Scientists at Curtin University have announced that they have discovered several galaxies in which the intensity of light is changing much faster than expected. According to astronomers, this is most likely due to “baby” supermassive black holes in the center of these galaxies.
Under normal conditions, these young galaxies should change their light intensity very slowly and evenly over a long period of time – more than human life. However, studies show that there are galaxies that change their light within a few years.
Another interesting “behavior” of the young galaxies in question is the rapid change in their radio signal. When analyzed by a radio telescope, young galaxies are blue and brighter at high frequencies. Older galaxies are red and brighter at low frequencies.

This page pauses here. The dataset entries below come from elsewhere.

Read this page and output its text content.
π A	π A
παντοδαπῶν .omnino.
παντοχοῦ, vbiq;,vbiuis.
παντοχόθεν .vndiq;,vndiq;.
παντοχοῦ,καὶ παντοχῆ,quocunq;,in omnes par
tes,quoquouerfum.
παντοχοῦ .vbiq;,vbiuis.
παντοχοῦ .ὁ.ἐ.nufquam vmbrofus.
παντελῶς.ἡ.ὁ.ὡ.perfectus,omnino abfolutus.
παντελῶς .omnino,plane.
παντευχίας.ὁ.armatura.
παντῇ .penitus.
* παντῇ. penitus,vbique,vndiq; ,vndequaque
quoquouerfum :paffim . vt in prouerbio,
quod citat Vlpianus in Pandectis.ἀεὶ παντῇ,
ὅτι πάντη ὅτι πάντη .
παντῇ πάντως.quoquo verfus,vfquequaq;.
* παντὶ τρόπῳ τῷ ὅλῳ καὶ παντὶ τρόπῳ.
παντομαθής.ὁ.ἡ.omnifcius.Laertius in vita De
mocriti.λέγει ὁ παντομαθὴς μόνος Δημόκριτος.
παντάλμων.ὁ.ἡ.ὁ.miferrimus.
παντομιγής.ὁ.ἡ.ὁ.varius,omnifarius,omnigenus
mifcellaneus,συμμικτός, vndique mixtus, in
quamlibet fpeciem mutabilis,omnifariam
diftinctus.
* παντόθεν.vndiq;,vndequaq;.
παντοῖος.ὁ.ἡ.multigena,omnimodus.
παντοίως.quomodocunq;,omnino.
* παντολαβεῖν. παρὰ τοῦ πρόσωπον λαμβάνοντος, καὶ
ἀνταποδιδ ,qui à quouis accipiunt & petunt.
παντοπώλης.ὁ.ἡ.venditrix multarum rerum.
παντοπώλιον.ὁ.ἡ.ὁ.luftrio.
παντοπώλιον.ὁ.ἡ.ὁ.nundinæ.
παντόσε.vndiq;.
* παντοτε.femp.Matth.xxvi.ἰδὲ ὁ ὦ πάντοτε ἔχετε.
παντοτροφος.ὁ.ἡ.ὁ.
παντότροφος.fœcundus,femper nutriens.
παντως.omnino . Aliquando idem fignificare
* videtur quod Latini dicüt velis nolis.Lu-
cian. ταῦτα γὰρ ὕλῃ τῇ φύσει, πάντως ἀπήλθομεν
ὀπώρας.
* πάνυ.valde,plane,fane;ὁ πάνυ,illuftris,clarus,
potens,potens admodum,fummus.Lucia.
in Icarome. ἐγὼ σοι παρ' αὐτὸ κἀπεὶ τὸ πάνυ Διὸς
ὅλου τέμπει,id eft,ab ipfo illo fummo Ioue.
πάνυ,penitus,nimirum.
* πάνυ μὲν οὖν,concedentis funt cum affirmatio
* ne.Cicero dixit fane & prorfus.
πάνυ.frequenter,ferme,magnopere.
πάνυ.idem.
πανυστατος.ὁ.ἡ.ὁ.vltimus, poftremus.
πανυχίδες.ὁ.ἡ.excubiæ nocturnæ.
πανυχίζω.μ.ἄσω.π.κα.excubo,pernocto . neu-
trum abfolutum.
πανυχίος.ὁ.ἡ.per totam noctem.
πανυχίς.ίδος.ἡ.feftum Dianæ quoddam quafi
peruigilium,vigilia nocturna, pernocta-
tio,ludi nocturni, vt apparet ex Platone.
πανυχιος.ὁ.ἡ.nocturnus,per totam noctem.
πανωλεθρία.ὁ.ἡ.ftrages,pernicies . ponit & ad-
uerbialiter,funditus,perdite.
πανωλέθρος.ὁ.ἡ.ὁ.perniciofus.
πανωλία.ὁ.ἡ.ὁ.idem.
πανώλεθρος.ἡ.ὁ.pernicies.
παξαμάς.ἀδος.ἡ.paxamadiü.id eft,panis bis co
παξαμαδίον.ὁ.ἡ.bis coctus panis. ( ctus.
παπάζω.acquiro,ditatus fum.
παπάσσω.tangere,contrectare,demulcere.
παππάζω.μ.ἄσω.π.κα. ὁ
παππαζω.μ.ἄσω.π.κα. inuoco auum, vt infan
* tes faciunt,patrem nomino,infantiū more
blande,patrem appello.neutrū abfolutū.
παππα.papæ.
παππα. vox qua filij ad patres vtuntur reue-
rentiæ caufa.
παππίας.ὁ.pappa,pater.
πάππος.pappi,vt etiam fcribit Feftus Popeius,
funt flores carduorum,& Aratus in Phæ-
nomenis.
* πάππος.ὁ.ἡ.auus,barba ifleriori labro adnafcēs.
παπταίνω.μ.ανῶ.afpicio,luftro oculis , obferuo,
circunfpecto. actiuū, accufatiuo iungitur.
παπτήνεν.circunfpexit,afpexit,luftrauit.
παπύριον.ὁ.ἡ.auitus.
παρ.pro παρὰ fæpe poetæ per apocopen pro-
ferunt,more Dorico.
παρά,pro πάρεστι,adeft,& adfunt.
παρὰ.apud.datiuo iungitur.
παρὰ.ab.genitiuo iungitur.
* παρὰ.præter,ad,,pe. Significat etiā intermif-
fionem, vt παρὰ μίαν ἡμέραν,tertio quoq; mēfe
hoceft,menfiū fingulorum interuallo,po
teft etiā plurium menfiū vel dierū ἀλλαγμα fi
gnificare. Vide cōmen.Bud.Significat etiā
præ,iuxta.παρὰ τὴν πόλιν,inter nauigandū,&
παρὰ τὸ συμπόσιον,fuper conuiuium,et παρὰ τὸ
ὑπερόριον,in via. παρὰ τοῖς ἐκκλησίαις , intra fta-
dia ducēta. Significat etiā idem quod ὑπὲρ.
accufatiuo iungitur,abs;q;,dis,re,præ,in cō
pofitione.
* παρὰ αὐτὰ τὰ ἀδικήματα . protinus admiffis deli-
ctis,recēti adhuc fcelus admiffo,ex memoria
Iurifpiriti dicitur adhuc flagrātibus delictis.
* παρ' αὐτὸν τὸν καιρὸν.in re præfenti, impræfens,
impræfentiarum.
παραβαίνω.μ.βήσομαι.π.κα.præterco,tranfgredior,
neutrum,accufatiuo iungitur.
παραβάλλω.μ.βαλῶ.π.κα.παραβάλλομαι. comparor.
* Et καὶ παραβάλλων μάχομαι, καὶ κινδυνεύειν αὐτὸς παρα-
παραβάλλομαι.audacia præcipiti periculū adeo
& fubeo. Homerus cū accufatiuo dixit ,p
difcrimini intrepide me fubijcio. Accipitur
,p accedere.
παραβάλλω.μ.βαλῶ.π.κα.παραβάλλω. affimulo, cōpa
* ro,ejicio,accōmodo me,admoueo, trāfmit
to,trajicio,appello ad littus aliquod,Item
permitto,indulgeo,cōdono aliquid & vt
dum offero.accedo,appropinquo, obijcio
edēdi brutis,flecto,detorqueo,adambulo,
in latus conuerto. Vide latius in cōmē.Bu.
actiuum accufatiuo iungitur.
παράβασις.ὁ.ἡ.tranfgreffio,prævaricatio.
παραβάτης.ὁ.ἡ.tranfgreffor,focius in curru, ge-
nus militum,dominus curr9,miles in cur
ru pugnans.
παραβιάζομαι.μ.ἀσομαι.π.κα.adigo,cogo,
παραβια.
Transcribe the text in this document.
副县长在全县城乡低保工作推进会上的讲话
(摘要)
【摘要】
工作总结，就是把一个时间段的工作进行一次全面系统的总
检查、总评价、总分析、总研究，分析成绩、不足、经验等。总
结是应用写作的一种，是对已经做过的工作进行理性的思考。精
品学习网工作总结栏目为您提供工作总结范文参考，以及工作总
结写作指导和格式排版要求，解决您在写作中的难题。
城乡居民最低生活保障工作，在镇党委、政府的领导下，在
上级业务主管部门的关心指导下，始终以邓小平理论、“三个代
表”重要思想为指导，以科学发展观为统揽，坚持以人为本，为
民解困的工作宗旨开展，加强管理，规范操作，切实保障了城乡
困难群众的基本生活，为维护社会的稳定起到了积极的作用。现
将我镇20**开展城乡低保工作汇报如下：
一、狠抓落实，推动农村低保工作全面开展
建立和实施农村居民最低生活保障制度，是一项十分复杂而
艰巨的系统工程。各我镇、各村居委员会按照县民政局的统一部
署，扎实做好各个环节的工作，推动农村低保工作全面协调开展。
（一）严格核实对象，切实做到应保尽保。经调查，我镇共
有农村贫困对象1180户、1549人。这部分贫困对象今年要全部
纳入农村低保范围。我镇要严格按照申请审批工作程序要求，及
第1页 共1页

The process of switching from blue to red must also be very slow. However, in the case of the observed young galaxies in question, this also happened very quickly.
Scientists have a total of three theories as to why this happens. The simplest explanation is that the light may have been distorted by dust and gases between the galaxy and the telescope.
However, the other two theories are related to the supermassive black holes that are at the center of the observed galaxies. One version is that again the angle of observation plays a role, which is more direct to the black hole, and accordingly the galaxy looks brighter and with more intense changes.
The other explanation is that in these galaxies, black holes are fed by more matter. This will also lead to more intense ejection of parts of it from the black hole and, accordingly, will make the galaxy brighter again.
Scientists plan to use the new generation of radio telescopes, which will gradually enter over the next few years. It will allow a more detailed study of such galaxies, through which scientists can understand whether the processes in young galaxies are not developing much faster than previously thought and what indications the current analysis gives.